“Mutual Assured Destruction”…It was the deterrence principle that a well-armed nation, determined to live safely, would ensure peace.
The President of the U.S.A. has one major job—to keep the nation safe. Many nations have developed nuclear weapons. During the cold war (1945 to 1991) with the Soviet Union, the citizens lived in a strained but fairly safe world with both countries’ huge inventories of nuclear bombs. We lived under the M.A.D. doctrine standing for Mutually Assured Destruction. The reasoning was simple if primitive: You bomb us and we will bomb you. You bomb us even more and we step up our next bombing of you—until the world is a wasteland. It worked. There were battles from time to time in Korea, Vietnam, etc., but neither side was stupid enough to use nuclear weapons.
It was the deterrence principle that a well-armed nation, determined to live safely, would ensure peace. The thinking was that no sane national leader would jeopardize their own security, even existence, by launching an attack on a power that could and would destroy them.
But that is now passé. Maniacal Muslim monsters don’t care if they live or die nor do they feel any concern for their people. In fact, the possibility of being blasted into eternity with a nuclear bomb is somewhat intriguing to them, enhanced at the thought of being welcomed by 72 green-eyed virgins.
If we are going to have any sense of security in a world dominated by fools, fanatics, and fascists then we must crawl into the minds of Muslim fanatics and try to “work their system.” I think I have succeeded in doing that and might be able to suggest a kind of M.A.D. program that would guarantee an unsteady but mutual peace. Issue a threat to the Muslim world that Mecca and Medina will be bombed with pig poop, pig’s entrails, bacon grease, etc., if they attack us again.That may not be most intellectual suggestion; however, it may be the most practical, profound, and productive proposal that has come from the Pentagon or any prissy politician.
President Obama should speak to the whole world before the United Nations and declare:
“We Americans want to live in peace; however, there are some who teach that they must some day rule the world whether through personal conversion or political control. We will not permit that to occur. We are rather satisfied with our nation as it is. Therefore, from this date, supported by my Joint Chiefs of Staff and the U.S. Congress, the U.S. has made the following decision.
“If and when any Muslim nation or Muslim group attacks the U.S.. (excepting obvious small, independent, maverick attacks) U.S. bombers will immediately fly, at my command, to Saudi Arabia and bomb the two holy cities of Mecca and Medina. However, our payload will be pig’s entrails, discarded hog meat, and tons of pig dung (provided enthusiastically by pig farmers in Iowa) that will saturate both cities from city limit to city limit. The land, buildings, and any people there will be totally contaminated.
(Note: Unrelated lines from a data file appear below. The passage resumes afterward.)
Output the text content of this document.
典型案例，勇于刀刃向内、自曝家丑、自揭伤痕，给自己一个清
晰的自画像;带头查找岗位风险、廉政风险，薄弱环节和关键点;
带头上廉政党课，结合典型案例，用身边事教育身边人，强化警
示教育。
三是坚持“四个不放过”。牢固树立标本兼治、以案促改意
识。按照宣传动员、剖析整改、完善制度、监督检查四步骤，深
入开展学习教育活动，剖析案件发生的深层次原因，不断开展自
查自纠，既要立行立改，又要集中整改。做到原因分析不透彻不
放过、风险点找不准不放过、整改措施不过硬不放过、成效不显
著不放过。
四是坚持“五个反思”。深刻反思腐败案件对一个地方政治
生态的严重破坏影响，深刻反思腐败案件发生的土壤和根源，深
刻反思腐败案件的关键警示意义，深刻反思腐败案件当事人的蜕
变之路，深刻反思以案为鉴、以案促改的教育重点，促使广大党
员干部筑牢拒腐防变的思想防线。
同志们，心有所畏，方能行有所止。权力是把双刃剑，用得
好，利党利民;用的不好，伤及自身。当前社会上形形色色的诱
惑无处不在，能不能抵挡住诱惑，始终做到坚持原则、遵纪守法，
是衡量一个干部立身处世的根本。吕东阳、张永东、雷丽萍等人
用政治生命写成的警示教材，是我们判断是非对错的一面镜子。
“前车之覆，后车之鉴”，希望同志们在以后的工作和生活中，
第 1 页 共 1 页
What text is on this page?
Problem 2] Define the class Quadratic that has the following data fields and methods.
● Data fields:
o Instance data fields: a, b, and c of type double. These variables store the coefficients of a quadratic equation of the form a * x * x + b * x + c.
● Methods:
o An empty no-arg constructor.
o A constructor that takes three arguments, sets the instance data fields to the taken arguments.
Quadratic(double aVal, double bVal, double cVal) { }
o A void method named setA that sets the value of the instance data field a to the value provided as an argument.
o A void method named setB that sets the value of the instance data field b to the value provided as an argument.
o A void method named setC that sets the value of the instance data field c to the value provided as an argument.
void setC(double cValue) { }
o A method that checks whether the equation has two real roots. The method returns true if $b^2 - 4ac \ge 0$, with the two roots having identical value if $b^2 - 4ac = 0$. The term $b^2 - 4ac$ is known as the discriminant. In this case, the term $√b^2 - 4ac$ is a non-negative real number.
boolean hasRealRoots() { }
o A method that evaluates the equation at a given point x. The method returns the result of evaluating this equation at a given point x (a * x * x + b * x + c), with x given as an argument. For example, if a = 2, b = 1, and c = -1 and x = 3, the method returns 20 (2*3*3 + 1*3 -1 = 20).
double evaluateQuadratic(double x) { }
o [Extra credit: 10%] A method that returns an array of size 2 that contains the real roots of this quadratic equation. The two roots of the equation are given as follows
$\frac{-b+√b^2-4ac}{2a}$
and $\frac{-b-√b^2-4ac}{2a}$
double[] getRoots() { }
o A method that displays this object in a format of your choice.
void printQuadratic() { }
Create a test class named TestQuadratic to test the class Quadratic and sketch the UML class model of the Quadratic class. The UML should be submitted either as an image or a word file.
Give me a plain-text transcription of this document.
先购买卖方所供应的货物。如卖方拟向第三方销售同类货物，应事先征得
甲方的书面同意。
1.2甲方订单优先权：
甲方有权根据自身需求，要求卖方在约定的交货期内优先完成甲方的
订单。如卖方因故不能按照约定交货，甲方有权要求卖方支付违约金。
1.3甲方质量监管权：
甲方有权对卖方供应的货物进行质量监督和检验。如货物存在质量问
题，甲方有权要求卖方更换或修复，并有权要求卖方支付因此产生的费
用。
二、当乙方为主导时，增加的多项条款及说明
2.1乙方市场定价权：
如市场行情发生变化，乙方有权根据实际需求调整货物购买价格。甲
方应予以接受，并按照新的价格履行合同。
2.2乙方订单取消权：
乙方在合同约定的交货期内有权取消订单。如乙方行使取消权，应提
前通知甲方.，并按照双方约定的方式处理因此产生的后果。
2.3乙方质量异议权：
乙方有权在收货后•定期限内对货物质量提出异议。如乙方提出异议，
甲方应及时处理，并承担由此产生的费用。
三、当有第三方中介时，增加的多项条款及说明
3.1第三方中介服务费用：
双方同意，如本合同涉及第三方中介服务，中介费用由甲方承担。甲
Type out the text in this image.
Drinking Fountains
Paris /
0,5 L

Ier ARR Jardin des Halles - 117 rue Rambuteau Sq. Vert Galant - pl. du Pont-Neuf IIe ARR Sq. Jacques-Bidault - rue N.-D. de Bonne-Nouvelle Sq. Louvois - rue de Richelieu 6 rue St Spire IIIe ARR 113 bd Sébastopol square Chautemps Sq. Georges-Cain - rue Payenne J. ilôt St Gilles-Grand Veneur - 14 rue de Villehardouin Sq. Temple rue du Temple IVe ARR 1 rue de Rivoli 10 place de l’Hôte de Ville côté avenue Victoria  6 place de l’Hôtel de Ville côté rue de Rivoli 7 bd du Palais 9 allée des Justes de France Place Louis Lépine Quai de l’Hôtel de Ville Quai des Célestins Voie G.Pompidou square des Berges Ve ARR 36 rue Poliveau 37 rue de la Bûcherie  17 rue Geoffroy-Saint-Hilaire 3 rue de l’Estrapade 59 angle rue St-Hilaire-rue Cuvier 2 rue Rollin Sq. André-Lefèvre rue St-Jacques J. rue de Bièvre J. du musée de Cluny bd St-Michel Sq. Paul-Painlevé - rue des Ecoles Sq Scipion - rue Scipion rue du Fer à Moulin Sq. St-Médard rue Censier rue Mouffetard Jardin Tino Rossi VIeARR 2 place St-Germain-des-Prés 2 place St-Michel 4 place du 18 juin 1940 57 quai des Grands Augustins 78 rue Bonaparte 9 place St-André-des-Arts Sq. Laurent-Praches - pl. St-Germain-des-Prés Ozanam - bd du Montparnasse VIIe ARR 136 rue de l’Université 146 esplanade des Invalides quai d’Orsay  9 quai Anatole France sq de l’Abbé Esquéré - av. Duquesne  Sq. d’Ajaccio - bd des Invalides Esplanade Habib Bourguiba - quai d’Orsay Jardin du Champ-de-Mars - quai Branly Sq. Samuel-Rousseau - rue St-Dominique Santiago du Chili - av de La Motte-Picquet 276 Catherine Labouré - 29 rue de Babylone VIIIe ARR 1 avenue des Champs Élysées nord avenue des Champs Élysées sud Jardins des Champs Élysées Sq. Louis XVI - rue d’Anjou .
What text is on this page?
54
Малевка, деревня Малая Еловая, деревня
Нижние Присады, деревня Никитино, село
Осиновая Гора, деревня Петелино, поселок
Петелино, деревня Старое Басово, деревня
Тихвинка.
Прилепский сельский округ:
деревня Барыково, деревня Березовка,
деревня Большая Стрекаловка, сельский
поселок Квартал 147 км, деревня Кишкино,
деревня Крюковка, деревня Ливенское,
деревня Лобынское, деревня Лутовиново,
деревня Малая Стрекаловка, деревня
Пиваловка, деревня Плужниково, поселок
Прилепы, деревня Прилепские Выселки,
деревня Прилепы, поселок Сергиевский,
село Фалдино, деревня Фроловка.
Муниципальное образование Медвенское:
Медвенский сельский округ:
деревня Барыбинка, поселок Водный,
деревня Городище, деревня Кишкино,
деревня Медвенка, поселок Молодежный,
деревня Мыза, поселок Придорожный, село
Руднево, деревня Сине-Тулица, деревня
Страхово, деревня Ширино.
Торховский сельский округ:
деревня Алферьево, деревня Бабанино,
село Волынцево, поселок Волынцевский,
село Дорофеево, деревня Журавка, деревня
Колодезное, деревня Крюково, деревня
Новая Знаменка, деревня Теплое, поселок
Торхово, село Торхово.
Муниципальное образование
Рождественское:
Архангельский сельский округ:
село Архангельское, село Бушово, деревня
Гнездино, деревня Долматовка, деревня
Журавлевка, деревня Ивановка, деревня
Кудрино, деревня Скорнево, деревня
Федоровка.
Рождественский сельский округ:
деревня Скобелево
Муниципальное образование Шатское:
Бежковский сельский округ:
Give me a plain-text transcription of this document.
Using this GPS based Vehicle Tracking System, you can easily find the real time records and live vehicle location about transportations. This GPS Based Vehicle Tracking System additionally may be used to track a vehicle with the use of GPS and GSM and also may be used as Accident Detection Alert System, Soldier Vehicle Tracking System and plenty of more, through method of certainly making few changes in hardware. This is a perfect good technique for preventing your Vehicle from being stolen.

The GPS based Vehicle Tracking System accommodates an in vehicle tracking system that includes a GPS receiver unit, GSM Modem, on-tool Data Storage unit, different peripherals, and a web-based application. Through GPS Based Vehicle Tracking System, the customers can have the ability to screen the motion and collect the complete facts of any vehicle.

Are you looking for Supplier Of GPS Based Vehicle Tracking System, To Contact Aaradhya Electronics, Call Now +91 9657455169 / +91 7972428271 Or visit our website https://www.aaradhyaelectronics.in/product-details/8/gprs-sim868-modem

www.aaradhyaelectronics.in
“Muslims will not permit any non-Muslim to enter Mecca or Medina; however, after an attack upon America, Porky Pig, Miss Piggy, and their friends are coming to town. You can count on it. That is one promise I promise to keep.
“We don’t desire any deaths or injuries; however, researchers in U.S., Denmark, Netherlands, and Canada have discovered that the ‘nostrils of 49% of pigs and 45% of pig farmers,’ contain traces of the ‘superbug’ MRSA that is devastating people worldwide. ‘Piglets had the highest rates of infection and in fact, every single pig under the age of 12 weeks harboured MRSA colonies.’ Therefore, there will be potential injury to citizens who do not flee the cities although MRSA infection is not as permanent and deadly as nuclear weapons.
“After thoroughly bombing both cities, one of our planes which piggybacked a block-buster bomb will put it down on top of the holy Ka’ba leaving, if I may quote Jesus Christ, not one stone left standing upon another. This is not desirable but it is better than bombing the two cities back to the stone age.
“We have no desire to kill or injure any person, however, this is a commitment the American people have made through their representatives and we will not back off. There will be no further delay, discussion, or debate. After an attack upon us and we have confirmed that the perpetrators are Muslims, the pig poop will fall.
“In kindness, we have made this decision hoping that no Muslim leader would want to stand before Allah and be held accountable for the total destruction of the Ka’ba and the contamination of the two holy cities of Islam.
“Our desire is to provide some assurance of a peaceful existence of American citizens— Muslims and non-Muslims. We expect all Muslim leaders to repeat this promise to every Muslim on earth.
“If I may quote one of America’s prestigious philosophers, Porky Pig: ‘That, that, that’s all folks.’”
Now, I am a very simple person. If I lived in Mecca or Medina and America were attacked, I would head for the hills, or rather the desert. After the “bombing,” the Muslim religion would not permit citizens of the two holy cities to clean up the pig poop but I know some Baptists who would do it for $1000.00 per shovelful, plus expenses. Yes, it would be costly and it would take many years to decontaminate it but oil at $89.00 barrel would finance the clean up.
As my friend Porky Pig says, “That, that, that’s all folks.”